スロットマシーンと一緒に、何かが煮えたぎる巨大な鍋に放り込まれたスマイリーは煮えたぎる鍋の中でスロットマシーンと混ざり合い生まれ変わった。
「止めて、叩いてもコインは出ないから叩かないで! 設定6なのに出ないのはあんたの運がないだけだって!」
胴体がスロットマシーンになっている全身金色のゴーレム型人造生命族に改造されたスマイリーが荒っぽい半魚人の男性客に腹を叩かれる。
荒っぽい半魚人の男性客は「俺の運は悪くねえ!」と叫び、愚痴をこぼして去って行った。
悪の組織カルチョの長スマイリー、刑を受けた彼はヘルグリム帝国の場末の国立遊技場の従業員兼ゲーム機として残りの一生を過ごしたという。

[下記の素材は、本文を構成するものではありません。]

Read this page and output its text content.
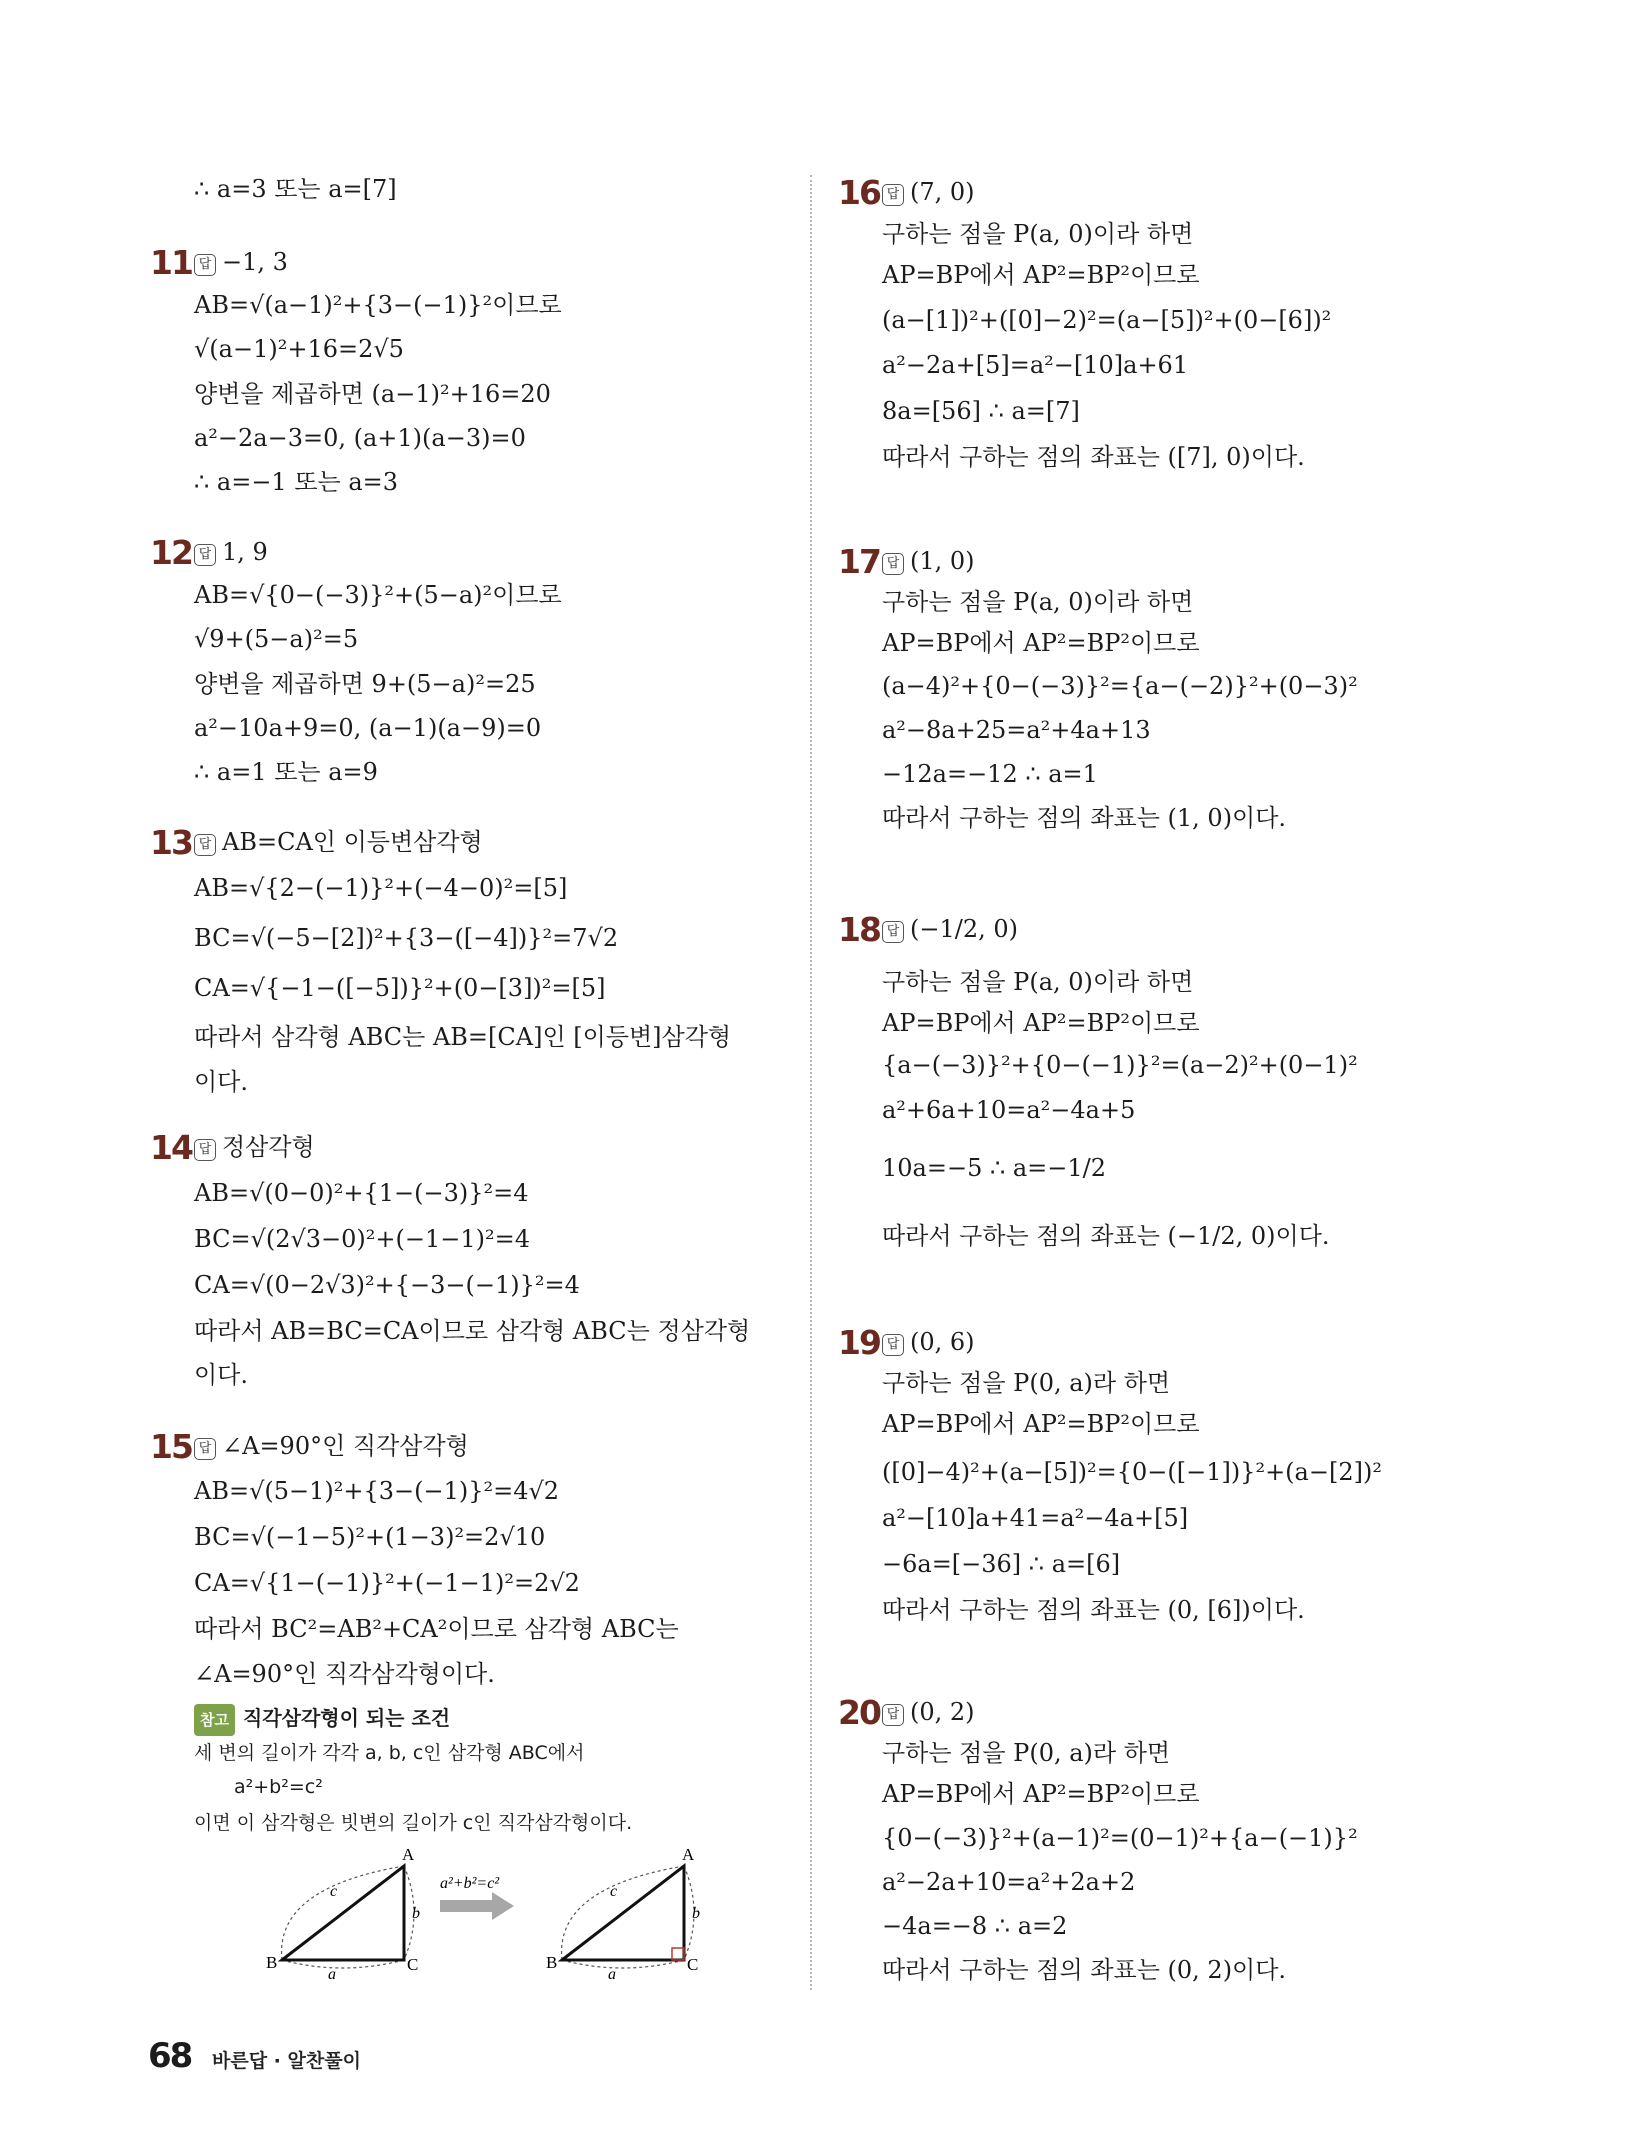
∴ a=3 또는 a=[7]
11 답 −1, 3
AB=√(a−1)²+{3−(−1)}²이므로
√(a−1)²+16=2√5
양변을 제곱하면 (a−1)²+16=20
a²−2a−3=0, (a+1)(a−3)=0
∴ a=−1 또는 a=3
12 답 1, 9
AB=√{0−(−3)}²+(5−a)²이므로
√9+(5−a)²=5
양변을 제곱하면 9+(5−a)²=25
a²−10a+9=0, (a−1)(a−9)=0
∴ a=1 또는 a=9
13 답 AB=CA인 이등변삼각형
AB=√{2−(−1)}²+(−4−0)²=[5]
BC=√(−5−[2])²+{3−([−4])}²=7√2
CA=√{−1−([−5])}²+(0−[3])²=[5]
따라서 삼각형 ABC는 AB=[CA]인 [이등변]삼각형
이다.
14 답 정삼각형
AB=√(0−0)²+{1−(−3)}²=4
BC=√(2√3−0)²+(−1−1)²=4
CA=√(0−2√3)²+{−3−(−1)}²=4
따라서 AB=BC=CA이므로 삼각형 ABC는 정삼각형
이다.
15 답 ∠A=90°인 직각삼각형
AB=√(5−1)²+{3−(−1)}²=4√2
BC=√(−1−5)²+(1−3)²=2√10
CA=√{1−(−1)}²+(−1−1)²=2√2
따라서 BC²=AB²+CA²이므로 삼각형 ABC는
∠A=90°인 직각삼각형이다.
참고 직각삼각형이 되는 조건
세 변의 길이가 각각 a, b, c인 삼각형 ABC에서
a²+b²=c²
이면 이 삼각형은 빗변의 길이가 c인 직각삼각형이다.
A
B	C
a
b
c	a²+b²=c²
A
B	C
a
b
c
16 답 (7, 0)
구하는 점을 P(a, 0)이라 하면
AP=BP에서 AP²=BP²이므로
(a−[1])²+([0]−2)²=(a−[5])²+(0−[6])²
a²−2a+[5]=a²−[10]a+61
8a=[56] ∴ a=[7]
따라서 구하는 점의 좌표는 ([7], 0)이다.
17 답 (1, 0)
구하는 점을 P(a, 0)이라 하면
AP=BP에서 AP²=BP²이므로
(a−4)²+{0−(−3)}²={a−(−2)}²+(0−3)²
a²−8a+25=a²+4a+13
−12a=−12 ∴ a=1
따라서 구하는 점의 좌표는 (1, 0)이다.
18 답 (−1/2, 0)
구하는 점을 P(a, 0)이라 하면
AP=BP에서 AP²=BP²이므로
{a−(−3)}²+{0−(−1)}²=(a−2)²+(0−1)²
a²+6a+10=a²−4a+5
10a=−5 ∴ a=−1/2
따라서 구하는 점의 좌표는 (−1/2, 0)이다.
19 답 (0, 6)
구하는 점을 P(0, a)라 하면
AP=BP에서 AP²=BP²이므로
([0]−4)²+(a−[5])²={0−([−1])}²+(a−[2])²
a²−[10]a+41=a²−4a+[5]
−6a=[−36] ∴ a=[6]
따라서 구하는 점의 좌표는 (0, [6])이다.
20 답 (0, 2)
구하는 점을 P(0, a)라 하면
AP=BP에서 AP²=BP²이므로
{0−(−3)}²+(a−1)²=(0−1)²+{a−(−1)}²
a²−2a+10=a²+2a+2
−4a=−8 ∴ a=2
따라서 구하는 점의 좌표는 (0, 2)이다.
68 바른답 · 알찬풀이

ジャスティシャンズタワーに戻って来たデーモンブリード。
「これで、少しは街も綺麗になるだろうありがとう」
シルバーメタルことロバートと握手を交わすデーモンブリード。
「暴れられてすっきりしたぜ、また遊びに来い山羊頭♪」
ジ・アンガーも笑顔でサムズアップしてくる。
「ところで、大統領の息子のスキャンダルを流したなロバート?」
キャプテン・ロープワークがニュースを見て睨む。
議会では大統領の息子の不祥事が叩かれていた。
「仕方ないだろう? 街の修理費を国に出させるためだ」
ロバートがやれやれと手を横に広げる。
アメリカのヒーロー達のやり取りを、面倒くさそうに眺めたデーモンブリード。
「そちらの政府の事はそちらに任せるよ、またいつか」
こうして、落とし前をつけたデーモンブリードは帰国した。
この後、アメリカでひと悶着が起きるのは別のお話となる。
帰国した進太郎を、四人の妻達が寝室へとかっさらった事は割愛する。